彼女は照れ臭そうに笑いながら、未来に期待をして。未来に向かって歩いて行くことを決めていた。
「だから、待ってて。必ず魁人さんの事を振り向かせる素敵な千冬になって見せるから」
どこまでも笑って、諦めない彼女の笑顔に魁人は胸が痛くなった。恋の痛みではない。こんな純粋な子を……自分は……と僅かに自己嫌悪をしてしまったのかもしれない。
暗い顔をしてしまう彼に彼女は笑顔を向け続ける。彼女の想いが届くのはきっと未来に話になるのだろう。でも、その日来るまで彼女は諦めないのだろう。
千冬はもう、下を向かない。きっと、彼が何度でも躱しても、ずっと引き延ばしにしても彼に想いを抱き続ける。
◆◆
その日の夜、魁人はベッドの上で何もせずに天井を見上げていた。彼女の無垢な想いに彼は心を痛めていた。それだけじゃない、ずっと千春を千夏を千秋を、自分は……
彼はどうして、ずっと家族として接してきたのか分かって来ていた。徐々に自分が本当は何をしたかったのか分かって来ていた。
最初は気付かないふりをしていたのだ。ただ、生活をして無垢な想いと幸せそうな笑顔を受け取る度に幸福感と同時に自分への嫌悪が強まってしまっていた。
そして、千冬の想いを受け取った時に気付いてしまった。何をしていたのか、何の目的を持っていたのか。
魁人と言う人物が何をしていたのか。
――それに気づいてしまった時、彼は一気に倦怠感と無気力に包まれてしまった。
そうして、今に至る。ベッドの上でただ上を見上げるだけになってしまった。そんな彼の部屋に誰かが入ってきた。
「魁人?」
千夏だった。大人の格好になっている所を見ると満月の光を浴びていることが彼には分かった。魁人の母親の服を着て、彼女は部屋に入った。
「どうした?」
「んー? 一緒に寝たいと思って……皆は寝てるから、大丈夫!」
「何が大丈夫なのかは分からないが……分かった」
彼女は魁人の方に飛ぶように身を寄せて来た。だが、ハグをすると彼の微妙な変化を感じ取った。
「何かあった?」
「いや、特には……」
「嘘、分かるもん!」
千夏はグイッとカイトに顔を近づけた。怒っているような顔だったが魁人の顔を見て、どうしたのと首を傾げる。
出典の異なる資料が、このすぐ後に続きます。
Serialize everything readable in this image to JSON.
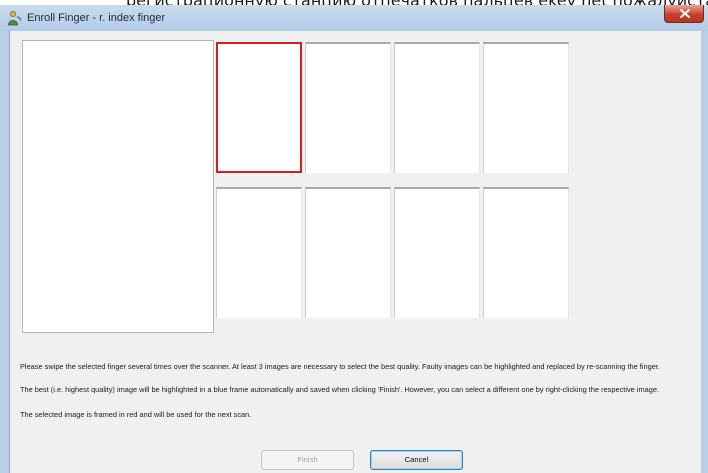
{
  "background": {
    "text": "регистрационную станцию отпечатков пальцев ekey net пожалуйста"
  },
  "window": {
    "title": "Enroll Finger - r. index finger",
    "icon": "fingerprint-app-icon",
    "close_icon": "close-icon"
  },
  "scans": {
    "top_row": [
      {
        "selected": true
      },
      {
        "selected": false
      },
      {
        "selected": false
      },
      {
        "selected": false
      }
    ],
    "bottom_row": [
      {
        "selected": false
      },
      {
        "selected": false
      },
      {
        "selected": false
      },
      {
        "selected": false
      }
    ]
  },
  "instructions": {
    "line1": "Please swipe the selected finger several times over the scanner. At least 3 images are necessary to select the best quality. Faulty images can be highlighted and replaced by re-scanning the finger.",
    "line2": "The best (i.e. highest quality) image will be highlighted in a blue frame automatically and saved when clicking 'Finish'. However, you can select a different one by right-clicking the respective image.",
    "line3": "The selected image is framed in red and will be used for the next scan."
  },
  "buttons": {
    "finish_label": "Finish",
    "finish_enabled": false,
    "cancel_label": "Cancel"
  },
  "colors": {
    "selected_frame": "#d21f1f",
    "best_frame": "#1f5fd2",
    "title_bar": "#b9d1ea"
  }
}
「いや……俺はなんもないって思ったと言うか、千冬とか千秋とか千春とか、千夏達が本当に眩しく見えて……」
「……辛くなったの? どうして?」
「……」
魁人は語ろうとはしなかった。黙りこくって、眼を閉じた。その時、彼の頭の中には過去の記憶が、死んで一回出会う前の記憶が蘇ったのだ。